Austin lupa ia belum memberikan oleh-olehnya untuk Gio saat pulang ke LA beberapa waktu lalu. Untung saja ia selalu menyimpannya di ruangan kantornya. Jadi ia bisa memberinya sekarang.

"Terima kasih Uncle! Gio sangat sayang sama uncle!" Serunya sambil memeluk Austin. Austin terkekeh geli ketika Gio melepas pelukannya dan mulai sibuk dengan mainannya.

"Uncle... Uncle tahu tidak? Gio senang sekali bisa mengenal Uncle." Gio masih sibuk dengan robot ditangannya ketika berbicara. "Mama selalu sibuk bekerja. Mama jarang bermain dengan Gio karena harus mencari uang untuk Gio makan juga sekolah."

Austin menatap puncak kepala Gio dengan perasaan campur aduk. Ia memiliki keluarga lengkap sejak dulu. Bahkan keluarganya juga sangat hangat dan kompak. Ia tidak tahu bagaimana rasanya menjadi Gio.

"Oleh karena itu Gio senang sewaktu Gio sakit. Mama menemani Gio terus. Uncle juga."

Austin mengangkat tangannya untuk membelai rambut halus Gio. "Paman akan menemani Gio. Gio boleh ke ruangan paman kalau kesepian. Nanti kita bermain robot-robotan, ya?"

Gio menoleh dan tersenyum lebar. Senyum paling tulus yang pernah ada di dunia.

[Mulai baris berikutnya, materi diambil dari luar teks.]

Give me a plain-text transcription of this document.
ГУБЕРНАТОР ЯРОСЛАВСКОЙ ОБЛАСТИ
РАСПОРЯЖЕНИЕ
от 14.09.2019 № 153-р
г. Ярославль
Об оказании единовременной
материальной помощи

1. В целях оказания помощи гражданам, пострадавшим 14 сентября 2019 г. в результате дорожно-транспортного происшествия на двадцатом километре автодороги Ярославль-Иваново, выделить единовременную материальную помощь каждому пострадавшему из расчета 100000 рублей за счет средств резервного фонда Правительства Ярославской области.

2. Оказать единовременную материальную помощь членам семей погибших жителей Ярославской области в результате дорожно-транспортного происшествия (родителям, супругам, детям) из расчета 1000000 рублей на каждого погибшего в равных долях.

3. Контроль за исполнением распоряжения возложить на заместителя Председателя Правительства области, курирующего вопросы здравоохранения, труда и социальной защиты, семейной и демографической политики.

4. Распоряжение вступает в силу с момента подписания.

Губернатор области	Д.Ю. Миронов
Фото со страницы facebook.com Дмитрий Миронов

"Uncle, apa uncle bisa membujuk Mama untuk berhenti bekerja malam?" Tanya Gio dengan suara lemah sambil kembali menatap robotnya. "Gio tidak apa jika tidak bersekolah. Gio hanya tidak mau melihat Mama menangis dan terluka lagi."

"Menangis dan terluka?" Ulang Austin. Ia dengan cepat berjongkok si depan Gio dan menatap wajah sedihnya. "Kenapa, Gio?"

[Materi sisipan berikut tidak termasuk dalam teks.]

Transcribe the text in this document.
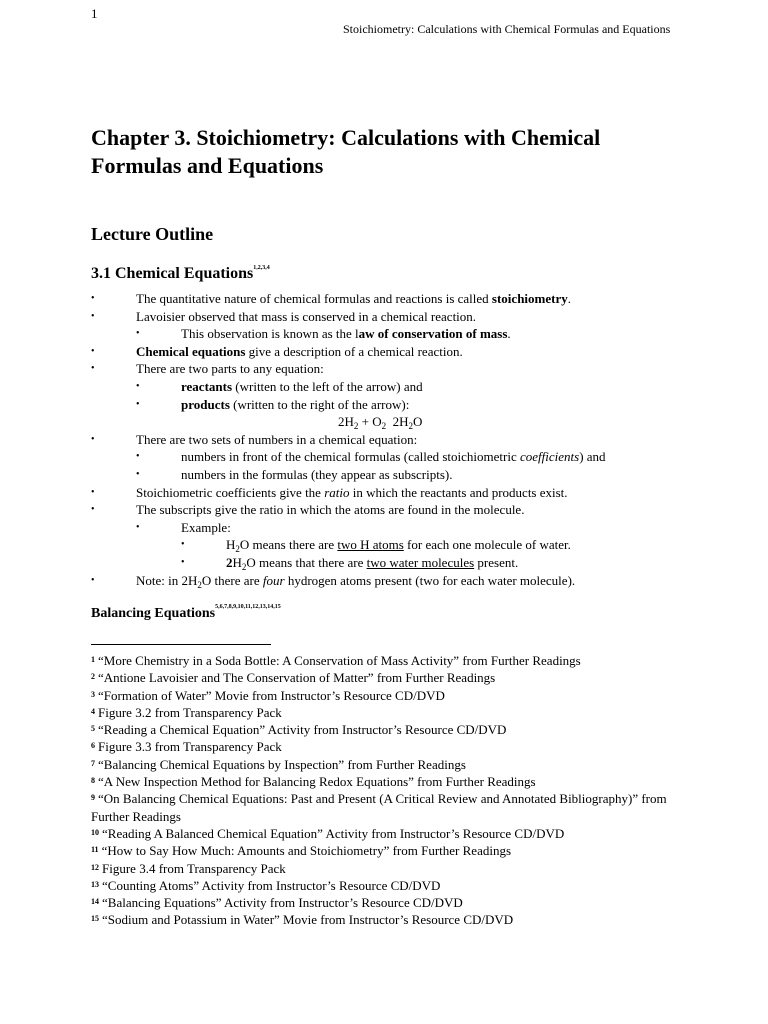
1
Stoichiometry: Calculations with Chemical Formulas and Equations
Chapter 3. Stoichiometry: Calculations with Chemical Formulas and Equations
Lecture Outline
3.1 Chemical Equations$^{1,2,3,4}$
•	The quantitative nature of chemical formulas and reactions is called stoichiometry.
•	Lavoisier observed that mass is conserved in a chemical reaction.
•	This observation is known as the law of conservation of mass.
•	Chemical equations give a description of a chemical reaction.
•	There are two parts to any equation:
•	reactants (written to the left of the arrow) and
•	products (written to the right of the arrow):
$2H_2 + O_2$  $2H_2O$
•	There are two sets of numbers in a chemical equation:
•	numbers in front of the chemical formulas (called stoichiometric coefficients) and
•	numbers in the formulas (they appear as subscripts).
•	Stoichiometric coefficients give the ratio in which the reactants and products exist.
•	The subscripts give the ratio in which the atoms are found in the molecule.
•	Example:
•	$H_2O$ means there are two H atoms for each one molecule of water.
•	$2H_2O$ means that there are two water molecules present.
•	Note: in $2H_2O$ there are four hydrogen atoms present (two for each water molecule).
Balancing Equations$^{5,6,7,8,9,10,11,12,13,14,15}$
$^1$ “More Chemistry in a Soda Bottle: A Conservation of Mass Activity” from Further Readings
$^2$ “Antione Lavoisier and The Conservation of Matter” from Further Readings
$^3$ “Formation of Water” Movie from Instructor’s Resource CD/DVD
$^4$ Figure 3.2 from Transparency Pack
$^5$ “Reading a Chemical Equation” Activity from Instructor’s Resource CD/DVD
$^6$ Figure 3.3 from Transparency Pack
$^7$ “Balancing Chemical Equations by Inspection” from Further Readings
$^8$ “A New Inspection Method for Balancing Redox Equations” from Further Readings
$^9$ “On Balancing Chemical Equations: Past and Present (A Critical Review and Annotated Bibliography)” from Further Readings
$^{10}$ “Reading A Balanced Chemical Equation” Activity from Instructor’s Resource CD/DVD
$^{11}$ “How to Say How Much: Amounts and Stoichiometry” from Further Readings
$^{12}$ Figure 3.4 from Transparency Pack
$^{13}$ “Counting Atoms” Activity from Instructor’s Resource CD/DVD
$^{14}$ “Balancing Equations” Activity from Instructor’s Resource CD/DVD
$^{15}$ “Sodium and Potassium in Water” Movie from Instructor’s Resource CD/DVD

Gio menggeleng. "Gio tidak tahu. Waktu itu Mama pulang lebih cepat dari biasanya. Saat Gio ingin menyambut Mama karena Gio belum tidur, Gio melihat Mama menangis di pelukan bibi Risa." Mengingat hal itu membuat Gio mengeratkan pegangannya pada robot yang masih di genggam. Ia nyaris terisak.

"Gio... apa yang Gio lihat, hm?" Tanya Austin sambil membelai pipi Gio lembut.

"Tangan Mama mengeluarkan darah. Bibi Risa yang mengobatinya sambil ikut menangis dengan Mama. Lalu Gio tidak jadi keluar karena Gio tidak mau Mama bertambah sedih melihat Gio belum tidur dan jadi anak tidak penurut."

Akhirnya Gio terisak tanpa bisa bocah laki-laki itu tahan. Austin juga awalnya hanya membelai pipi Gio dan akhirnya ia menarik Gio ke pelukannya, menenangkan tangisannya.

"Uncle, Mama tidak akan dijahati orang jahat lagi, kan? Sekarang Mama bekerja lebih malam. Gio takut Mama meninggalkan Gio seperti Papa..."

Austin menggeleng. "Tidak, Gio. Mama tidak akan dijahati lagi," bisik Austin.

Austin mencerna ucapan Gio dan menyambungkannya dengan kenyataan yang ia ketahui. Mungkin ini ada hubungannya dengan kejadian saat ia pulang ke LA beberapa waktu lalu. Keributan yang membuat Shannon dipecat dari kelab malamnya. Dan juga alasan dibalik seluruh sikap defensif wanita itu.

"Paman akan menjaganya, menjaga Ibumu. You believe me, Right?"